Cable Mind: Vision Training & Video Pipeline
Training Smoke Test: 20k Steps
Ran PPO on both state and vision modes to verify the full pipeline works end-to-end.
State mode (MlpPolicy)
| Metric | Value |
|---|---|
| Wall time | 15.7s |
| FPS | 1,274 steps/s |
| Reward (start) | -422 |
| Reward (end) | -275 |
| Improvement | 35% |
Vision mode (MultiInputPolicy)
| Metric | Value |
|---|---|
| Wall time | 965s (~16 min) |
| FPS | 21 steps/s |
| Reward (start) | -439 |
| Reward (end) | -248 |
| Improvement | 43% |
| Peak RSS | 1.2 GB |
Both modes show clear learning signal in 20k steps. Vision is 60x slower than state (21 vs 1,274 fps) due to three 84x84 camera renders per step. The 43% improvement in vision mode is encouraging. The CNN is extracting useful features from the wrist cameras.
1M Vision Training
Kicked off a 1M-step vision training run on the original cable env (floating gripper). Completed in 17.2 hours at 16 fps.

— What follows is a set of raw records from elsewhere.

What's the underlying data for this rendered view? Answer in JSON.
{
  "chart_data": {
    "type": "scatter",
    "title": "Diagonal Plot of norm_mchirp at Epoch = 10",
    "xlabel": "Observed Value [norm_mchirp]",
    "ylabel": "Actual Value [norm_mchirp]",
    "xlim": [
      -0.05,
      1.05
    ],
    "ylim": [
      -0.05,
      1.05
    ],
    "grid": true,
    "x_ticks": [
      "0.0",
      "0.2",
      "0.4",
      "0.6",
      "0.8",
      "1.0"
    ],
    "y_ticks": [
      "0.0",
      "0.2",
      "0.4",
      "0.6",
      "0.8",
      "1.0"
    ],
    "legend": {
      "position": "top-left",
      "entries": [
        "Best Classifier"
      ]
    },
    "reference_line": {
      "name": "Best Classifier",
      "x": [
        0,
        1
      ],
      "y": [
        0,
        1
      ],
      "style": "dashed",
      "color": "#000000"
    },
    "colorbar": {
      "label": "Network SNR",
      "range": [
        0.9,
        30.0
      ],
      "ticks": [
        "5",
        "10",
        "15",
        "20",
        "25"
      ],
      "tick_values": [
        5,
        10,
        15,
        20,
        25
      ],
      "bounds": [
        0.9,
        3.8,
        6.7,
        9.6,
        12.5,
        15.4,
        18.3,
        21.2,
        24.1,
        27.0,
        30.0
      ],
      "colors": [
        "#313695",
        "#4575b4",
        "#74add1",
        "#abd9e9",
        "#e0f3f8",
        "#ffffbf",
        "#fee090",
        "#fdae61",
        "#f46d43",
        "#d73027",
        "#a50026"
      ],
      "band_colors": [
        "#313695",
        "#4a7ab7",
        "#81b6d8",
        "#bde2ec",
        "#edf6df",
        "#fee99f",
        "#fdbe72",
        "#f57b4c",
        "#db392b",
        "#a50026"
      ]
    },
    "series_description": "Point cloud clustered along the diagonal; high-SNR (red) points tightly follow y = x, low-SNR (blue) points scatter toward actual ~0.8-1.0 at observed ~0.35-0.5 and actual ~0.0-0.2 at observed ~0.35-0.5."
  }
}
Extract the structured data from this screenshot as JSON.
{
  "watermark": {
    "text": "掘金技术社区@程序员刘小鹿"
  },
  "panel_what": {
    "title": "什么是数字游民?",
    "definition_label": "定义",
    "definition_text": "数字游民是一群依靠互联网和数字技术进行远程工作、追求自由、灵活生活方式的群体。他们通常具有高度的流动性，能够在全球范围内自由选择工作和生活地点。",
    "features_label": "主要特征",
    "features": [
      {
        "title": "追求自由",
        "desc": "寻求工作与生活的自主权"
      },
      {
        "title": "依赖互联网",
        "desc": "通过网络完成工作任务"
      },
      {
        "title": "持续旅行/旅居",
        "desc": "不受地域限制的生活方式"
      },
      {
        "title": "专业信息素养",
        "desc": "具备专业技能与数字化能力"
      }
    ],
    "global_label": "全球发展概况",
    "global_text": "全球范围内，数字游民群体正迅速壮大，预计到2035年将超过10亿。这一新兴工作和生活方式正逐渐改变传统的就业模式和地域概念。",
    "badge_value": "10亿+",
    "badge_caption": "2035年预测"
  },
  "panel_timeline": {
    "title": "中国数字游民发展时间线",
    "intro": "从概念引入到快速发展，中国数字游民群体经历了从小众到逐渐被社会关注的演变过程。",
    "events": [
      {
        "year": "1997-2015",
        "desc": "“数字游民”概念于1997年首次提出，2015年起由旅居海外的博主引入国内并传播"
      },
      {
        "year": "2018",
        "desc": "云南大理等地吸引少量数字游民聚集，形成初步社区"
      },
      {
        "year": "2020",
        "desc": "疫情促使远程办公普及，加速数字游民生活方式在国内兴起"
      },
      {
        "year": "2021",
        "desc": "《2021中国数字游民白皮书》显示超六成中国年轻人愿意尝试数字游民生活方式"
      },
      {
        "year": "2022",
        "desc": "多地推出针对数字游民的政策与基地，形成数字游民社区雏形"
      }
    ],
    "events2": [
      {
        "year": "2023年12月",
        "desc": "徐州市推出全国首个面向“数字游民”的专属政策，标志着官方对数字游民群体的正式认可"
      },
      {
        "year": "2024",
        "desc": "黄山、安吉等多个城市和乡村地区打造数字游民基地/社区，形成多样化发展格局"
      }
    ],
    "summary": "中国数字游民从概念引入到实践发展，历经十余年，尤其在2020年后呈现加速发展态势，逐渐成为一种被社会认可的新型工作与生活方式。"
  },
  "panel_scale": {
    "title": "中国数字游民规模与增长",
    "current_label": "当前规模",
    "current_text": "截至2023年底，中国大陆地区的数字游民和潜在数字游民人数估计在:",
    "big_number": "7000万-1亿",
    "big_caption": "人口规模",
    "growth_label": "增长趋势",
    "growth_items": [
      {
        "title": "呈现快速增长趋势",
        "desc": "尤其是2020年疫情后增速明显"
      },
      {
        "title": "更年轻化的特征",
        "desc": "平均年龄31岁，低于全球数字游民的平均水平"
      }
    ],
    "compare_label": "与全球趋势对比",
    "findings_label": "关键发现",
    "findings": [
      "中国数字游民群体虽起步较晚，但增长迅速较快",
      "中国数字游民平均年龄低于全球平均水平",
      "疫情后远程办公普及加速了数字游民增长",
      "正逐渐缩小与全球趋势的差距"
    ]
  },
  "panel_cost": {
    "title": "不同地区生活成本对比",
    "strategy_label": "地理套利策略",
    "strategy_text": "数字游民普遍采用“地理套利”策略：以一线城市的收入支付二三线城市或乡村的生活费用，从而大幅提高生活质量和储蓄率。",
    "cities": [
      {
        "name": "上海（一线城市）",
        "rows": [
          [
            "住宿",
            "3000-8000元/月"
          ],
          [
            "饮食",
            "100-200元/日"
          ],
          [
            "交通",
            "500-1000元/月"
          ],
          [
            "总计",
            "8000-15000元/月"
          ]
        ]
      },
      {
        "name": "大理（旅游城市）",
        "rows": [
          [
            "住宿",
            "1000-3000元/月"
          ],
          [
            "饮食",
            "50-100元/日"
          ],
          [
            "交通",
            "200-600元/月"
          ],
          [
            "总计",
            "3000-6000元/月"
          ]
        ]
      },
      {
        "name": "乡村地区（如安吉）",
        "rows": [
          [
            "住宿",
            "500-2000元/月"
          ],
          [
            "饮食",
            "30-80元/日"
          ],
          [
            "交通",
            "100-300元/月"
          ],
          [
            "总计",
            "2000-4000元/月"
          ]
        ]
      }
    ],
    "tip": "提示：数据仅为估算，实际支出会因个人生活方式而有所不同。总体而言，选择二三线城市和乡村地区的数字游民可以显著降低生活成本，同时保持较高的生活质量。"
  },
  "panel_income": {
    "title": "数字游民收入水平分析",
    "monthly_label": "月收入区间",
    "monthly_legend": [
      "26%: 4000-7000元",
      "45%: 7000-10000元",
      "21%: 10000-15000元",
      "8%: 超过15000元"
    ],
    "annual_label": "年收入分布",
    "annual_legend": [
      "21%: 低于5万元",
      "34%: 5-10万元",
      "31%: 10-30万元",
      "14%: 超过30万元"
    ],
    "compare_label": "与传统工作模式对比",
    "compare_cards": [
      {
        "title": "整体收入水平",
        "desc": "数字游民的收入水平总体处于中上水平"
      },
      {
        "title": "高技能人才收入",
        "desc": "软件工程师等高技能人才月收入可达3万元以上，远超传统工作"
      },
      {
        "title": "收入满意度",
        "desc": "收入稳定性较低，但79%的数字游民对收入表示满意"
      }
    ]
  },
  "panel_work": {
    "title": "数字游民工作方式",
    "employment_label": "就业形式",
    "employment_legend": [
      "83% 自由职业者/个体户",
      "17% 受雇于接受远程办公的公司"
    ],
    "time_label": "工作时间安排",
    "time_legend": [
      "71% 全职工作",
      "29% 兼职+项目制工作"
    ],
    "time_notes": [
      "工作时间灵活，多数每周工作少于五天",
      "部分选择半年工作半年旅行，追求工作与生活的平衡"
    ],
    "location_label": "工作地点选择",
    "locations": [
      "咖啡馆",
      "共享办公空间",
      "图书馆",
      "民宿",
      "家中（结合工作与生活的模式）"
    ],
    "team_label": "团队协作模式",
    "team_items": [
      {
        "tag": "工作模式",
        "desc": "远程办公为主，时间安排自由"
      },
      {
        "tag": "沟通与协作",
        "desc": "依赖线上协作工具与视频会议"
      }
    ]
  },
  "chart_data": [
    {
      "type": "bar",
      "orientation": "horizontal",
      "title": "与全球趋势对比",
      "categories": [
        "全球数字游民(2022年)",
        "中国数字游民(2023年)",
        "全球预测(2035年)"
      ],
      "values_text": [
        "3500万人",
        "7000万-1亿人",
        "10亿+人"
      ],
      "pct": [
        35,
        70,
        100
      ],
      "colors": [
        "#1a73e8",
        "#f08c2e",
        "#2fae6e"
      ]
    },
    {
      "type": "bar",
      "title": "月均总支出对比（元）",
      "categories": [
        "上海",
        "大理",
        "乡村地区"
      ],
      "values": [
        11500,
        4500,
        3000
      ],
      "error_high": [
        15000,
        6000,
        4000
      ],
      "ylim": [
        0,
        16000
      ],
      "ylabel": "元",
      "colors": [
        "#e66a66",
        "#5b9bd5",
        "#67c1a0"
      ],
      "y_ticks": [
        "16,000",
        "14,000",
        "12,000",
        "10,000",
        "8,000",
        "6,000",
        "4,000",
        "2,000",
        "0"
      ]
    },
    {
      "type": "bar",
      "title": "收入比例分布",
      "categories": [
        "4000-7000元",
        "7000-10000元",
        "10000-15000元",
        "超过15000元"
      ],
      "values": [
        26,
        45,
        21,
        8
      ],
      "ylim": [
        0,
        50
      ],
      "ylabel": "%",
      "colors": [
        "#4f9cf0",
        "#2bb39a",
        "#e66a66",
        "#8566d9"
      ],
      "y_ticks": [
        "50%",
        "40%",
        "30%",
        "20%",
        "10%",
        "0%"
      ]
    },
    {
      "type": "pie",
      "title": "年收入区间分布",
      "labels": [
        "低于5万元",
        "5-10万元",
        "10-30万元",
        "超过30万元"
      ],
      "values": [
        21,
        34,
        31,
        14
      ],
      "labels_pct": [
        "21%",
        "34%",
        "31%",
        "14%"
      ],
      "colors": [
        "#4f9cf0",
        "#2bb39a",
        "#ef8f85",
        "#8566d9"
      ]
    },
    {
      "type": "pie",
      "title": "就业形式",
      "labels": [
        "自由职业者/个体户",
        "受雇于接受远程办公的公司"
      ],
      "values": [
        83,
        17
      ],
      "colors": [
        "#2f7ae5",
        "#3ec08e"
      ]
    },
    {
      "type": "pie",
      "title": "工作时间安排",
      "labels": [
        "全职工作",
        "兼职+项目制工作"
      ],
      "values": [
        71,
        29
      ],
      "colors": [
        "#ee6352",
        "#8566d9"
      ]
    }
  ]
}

| Metric | 20k steps | 1M steps |
|---|---|---|
| ep_rew_mean | -439 | -188 |
| ep_len_mean | 200 | 154 |
| policy std | ~1.0 | 0.257 |
Reward improved from -439 to -188. Policy std narrowed from ~1.0 to 0.257; the policy has converged to a tighter action distribution. Episode length dropped below max (200 to 154), meaning some episodes are terminating early via the success condition (dist < 2cm). Still far from solved, but clear monotonic improvement over the full run.
Video Rendering Pipeline
Built a 30-second demo video renderer for social media content. 1280x720 H.264 at 20fps with PiP wrist camera panels composited in the top-right corner.
Framebuffer gotcha: MuJoCo’s default offscreen framebuffer is 640x480. Requesting 1280px renders fails silently or errors. Fix:
arm.visual.global_.offwidth = 1920
arm.visual.global_.offheight = 1080
This must be set on the MjSpec before compile(). Can’t resize after model compilation. This one cost 20 minutes of debugging.
Video writing: imageio-ffmpeg via imageio.get_writer() with codec="libx264", quality=8, pixelformat="yuv420p". The pyav plugin wasn’t installed, so the ffmpeg subprocess backend was the path of least resistance.
PiP compositing: Pure numpy array slicing. Three 200x150 camera renders pasted onto the main frame with 2px dark borders between panels.
Render performance: 5.1 fps (4 camera renders per frame x 600 frames = ~2 minutes).
Four-Camera Montage

Third-person hero shot, overhead, and both wrist side cameras. The yellow cable and bright green socket read well from every angle.
Files
| File | What |
|---|---|
experiments/smoke_train_ur5e.py | 20k-step PPO smoke test, both modes |
experiments/visualize_ur5e.py | 4-camera montage + optional interactive viewer |
experiments/render_ur5e_video.py | 30s demo video with PiP wrist cameras |
Takeaways
- Vision mode trains 60x slower than state mode (21 vs 1,274 fps) but shows stronger relative improvement (43% vs 35%). The CNN learns useful features even from 84x84 renders.
- Set the offscreen framebuffer before compile.
visual.global_.offwidthon the MjSpec, not after model compilation. - 1M steps is not enough to solve vision-based cable insertion, but the learning curves are monotonic. The policy is headed in the right direction. Next step is scaling up to longer runs on the UR5e env.